I corresponded with Bruce Franklin, who wrote a book length Marxist critique of RAH. RAH entertained him at his house for interviews and was engaging with him, even debating some socialist minutia. Franklin was unaware of the (very left wing) Upton Sinclair background, until I corresponded with him...RAH did not mention it when they talked and Franklin did not adequately research it either. [Franklin had moved on to other work, when we corresponded, so he had no urge to update his RAH analysis.] Of note, Ginny (good gurl!) wanted no part of Franklin and avoided him.
My understanding is that even in the 70s, 80s, RAH was not adamant about libertarian capitalism and was somewhat tolerant of some social welfare like in medicine or minimum income. But he was a complicated guy.
P.s. My father met him in the 40s in California, but no insights on his politics. Just said he was bright. "You could see the wheels turning." (People sometimes say that in a derogatory manner, but my father meant it positively...to say you could see the guy being thoughtful when an idea was floated.)

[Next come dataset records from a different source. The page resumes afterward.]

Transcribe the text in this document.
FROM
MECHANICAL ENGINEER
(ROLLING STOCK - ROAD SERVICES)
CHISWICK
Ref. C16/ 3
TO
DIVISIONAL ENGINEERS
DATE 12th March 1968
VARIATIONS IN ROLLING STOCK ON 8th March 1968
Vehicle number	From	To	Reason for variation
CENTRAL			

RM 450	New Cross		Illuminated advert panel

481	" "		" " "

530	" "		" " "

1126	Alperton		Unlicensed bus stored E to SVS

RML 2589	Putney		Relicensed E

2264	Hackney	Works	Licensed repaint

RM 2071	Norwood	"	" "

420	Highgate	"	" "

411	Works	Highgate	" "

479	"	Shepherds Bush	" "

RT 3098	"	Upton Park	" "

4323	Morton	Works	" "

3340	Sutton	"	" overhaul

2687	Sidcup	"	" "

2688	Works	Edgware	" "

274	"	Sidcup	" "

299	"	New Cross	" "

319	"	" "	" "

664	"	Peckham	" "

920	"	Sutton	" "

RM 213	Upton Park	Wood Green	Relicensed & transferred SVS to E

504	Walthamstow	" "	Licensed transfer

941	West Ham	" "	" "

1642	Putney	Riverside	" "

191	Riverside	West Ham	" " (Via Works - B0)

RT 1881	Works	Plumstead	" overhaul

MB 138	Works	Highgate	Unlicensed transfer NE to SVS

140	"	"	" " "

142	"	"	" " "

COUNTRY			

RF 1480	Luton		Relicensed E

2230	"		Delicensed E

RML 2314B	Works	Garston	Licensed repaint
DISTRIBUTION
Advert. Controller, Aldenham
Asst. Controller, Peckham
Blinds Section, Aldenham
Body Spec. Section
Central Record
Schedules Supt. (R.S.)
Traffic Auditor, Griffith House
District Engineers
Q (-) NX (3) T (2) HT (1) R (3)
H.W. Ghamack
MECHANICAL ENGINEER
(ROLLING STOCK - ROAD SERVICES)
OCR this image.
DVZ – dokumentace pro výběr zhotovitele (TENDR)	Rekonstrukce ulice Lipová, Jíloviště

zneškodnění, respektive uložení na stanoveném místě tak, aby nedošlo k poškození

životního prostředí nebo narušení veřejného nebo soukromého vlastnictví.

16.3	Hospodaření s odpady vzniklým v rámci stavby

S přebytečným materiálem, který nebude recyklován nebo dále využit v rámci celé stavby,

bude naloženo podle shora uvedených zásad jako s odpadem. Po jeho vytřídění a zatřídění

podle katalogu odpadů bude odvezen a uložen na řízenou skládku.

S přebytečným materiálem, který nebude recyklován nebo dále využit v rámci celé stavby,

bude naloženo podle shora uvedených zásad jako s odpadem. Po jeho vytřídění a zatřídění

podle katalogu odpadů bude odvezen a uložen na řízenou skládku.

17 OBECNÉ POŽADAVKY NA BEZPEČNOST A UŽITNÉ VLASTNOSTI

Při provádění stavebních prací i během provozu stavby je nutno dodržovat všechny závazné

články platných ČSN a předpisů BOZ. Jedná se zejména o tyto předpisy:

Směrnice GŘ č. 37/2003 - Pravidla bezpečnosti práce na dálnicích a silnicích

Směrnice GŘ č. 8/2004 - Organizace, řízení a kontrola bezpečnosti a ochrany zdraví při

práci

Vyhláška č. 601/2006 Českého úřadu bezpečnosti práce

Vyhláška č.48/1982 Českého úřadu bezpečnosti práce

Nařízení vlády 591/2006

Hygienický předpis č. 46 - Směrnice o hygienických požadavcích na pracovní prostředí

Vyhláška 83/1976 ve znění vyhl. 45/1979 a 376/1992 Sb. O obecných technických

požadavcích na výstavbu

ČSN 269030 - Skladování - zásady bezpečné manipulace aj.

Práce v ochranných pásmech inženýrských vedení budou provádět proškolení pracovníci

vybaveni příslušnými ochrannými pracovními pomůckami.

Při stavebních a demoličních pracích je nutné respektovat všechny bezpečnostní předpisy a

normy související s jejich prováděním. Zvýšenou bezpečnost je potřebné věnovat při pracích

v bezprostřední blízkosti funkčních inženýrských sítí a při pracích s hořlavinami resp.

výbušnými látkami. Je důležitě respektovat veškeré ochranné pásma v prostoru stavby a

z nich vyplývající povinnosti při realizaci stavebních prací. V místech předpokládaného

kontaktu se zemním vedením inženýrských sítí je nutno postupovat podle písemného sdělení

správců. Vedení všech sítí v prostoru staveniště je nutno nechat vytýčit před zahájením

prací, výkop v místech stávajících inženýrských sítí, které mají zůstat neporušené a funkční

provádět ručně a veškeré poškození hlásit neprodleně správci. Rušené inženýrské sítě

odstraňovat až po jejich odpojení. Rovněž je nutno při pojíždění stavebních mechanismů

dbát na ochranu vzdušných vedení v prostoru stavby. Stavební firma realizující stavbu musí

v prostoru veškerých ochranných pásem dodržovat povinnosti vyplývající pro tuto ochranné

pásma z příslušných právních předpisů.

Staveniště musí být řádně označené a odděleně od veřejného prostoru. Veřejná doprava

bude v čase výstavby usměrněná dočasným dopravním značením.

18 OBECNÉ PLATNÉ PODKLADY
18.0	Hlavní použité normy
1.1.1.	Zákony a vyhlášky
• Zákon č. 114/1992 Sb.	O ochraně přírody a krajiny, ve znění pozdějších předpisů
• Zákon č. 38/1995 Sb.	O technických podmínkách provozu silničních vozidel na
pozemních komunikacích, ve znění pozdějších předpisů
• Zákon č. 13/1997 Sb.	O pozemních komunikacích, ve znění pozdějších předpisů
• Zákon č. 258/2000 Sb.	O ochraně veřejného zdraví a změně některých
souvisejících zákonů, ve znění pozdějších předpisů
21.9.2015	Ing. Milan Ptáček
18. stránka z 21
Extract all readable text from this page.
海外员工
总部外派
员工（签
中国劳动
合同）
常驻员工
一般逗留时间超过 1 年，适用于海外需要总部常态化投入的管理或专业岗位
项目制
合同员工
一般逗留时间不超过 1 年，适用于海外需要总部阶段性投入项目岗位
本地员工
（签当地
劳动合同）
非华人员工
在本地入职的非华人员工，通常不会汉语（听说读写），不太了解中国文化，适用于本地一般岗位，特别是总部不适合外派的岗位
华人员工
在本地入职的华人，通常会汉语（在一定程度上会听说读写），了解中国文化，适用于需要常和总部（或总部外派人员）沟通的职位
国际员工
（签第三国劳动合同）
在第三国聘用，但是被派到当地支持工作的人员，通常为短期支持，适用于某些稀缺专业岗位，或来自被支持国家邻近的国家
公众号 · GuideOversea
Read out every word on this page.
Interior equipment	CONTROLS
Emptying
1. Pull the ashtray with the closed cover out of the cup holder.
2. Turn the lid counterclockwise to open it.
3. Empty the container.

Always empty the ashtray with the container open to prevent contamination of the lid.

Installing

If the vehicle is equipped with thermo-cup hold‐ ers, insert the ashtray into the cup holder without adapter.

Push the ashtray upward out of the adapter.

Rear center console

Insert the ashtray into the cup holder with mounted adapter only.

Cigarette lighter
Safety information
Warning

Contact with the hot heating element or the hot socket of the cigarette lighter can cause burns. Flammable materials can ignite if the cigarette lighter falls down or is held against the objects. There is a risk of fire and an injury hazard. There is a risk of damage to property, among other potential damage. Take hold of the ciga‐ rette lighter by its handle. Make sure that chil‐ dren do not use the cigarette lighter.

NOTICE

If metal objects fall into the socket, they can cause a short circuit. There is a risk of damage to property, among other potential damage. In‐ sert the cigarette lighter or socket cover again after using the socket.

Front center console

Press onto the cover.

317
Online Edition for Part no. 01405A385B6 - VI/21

In Farah Mendlesohn's The Pleasant Profession of Robert A. Heinlein, she quotes Heinlein's non-fiction work "How to Be A Politician" to show that at one point Heinlein felt that acceptance of communism in any locality was a sign of serious societal problems that should be corrected, thus eliminating its momentary appeal:
Heinlein saw communism and communists as a fifth column within American socialism. Their danger was not as opposition: in How to Be a Politician he notes that communists act as an early warning system, warning the nation of injustices that need rectifying.4 ‘Any real local success on their part is a sure sign that some group of Americans are in such dire straits as to need emergency help – not punitive action!’ (p. 207) and ‘we are more prone to ignore the sick spots thus disclosed and content ourselves with calling out more cops.’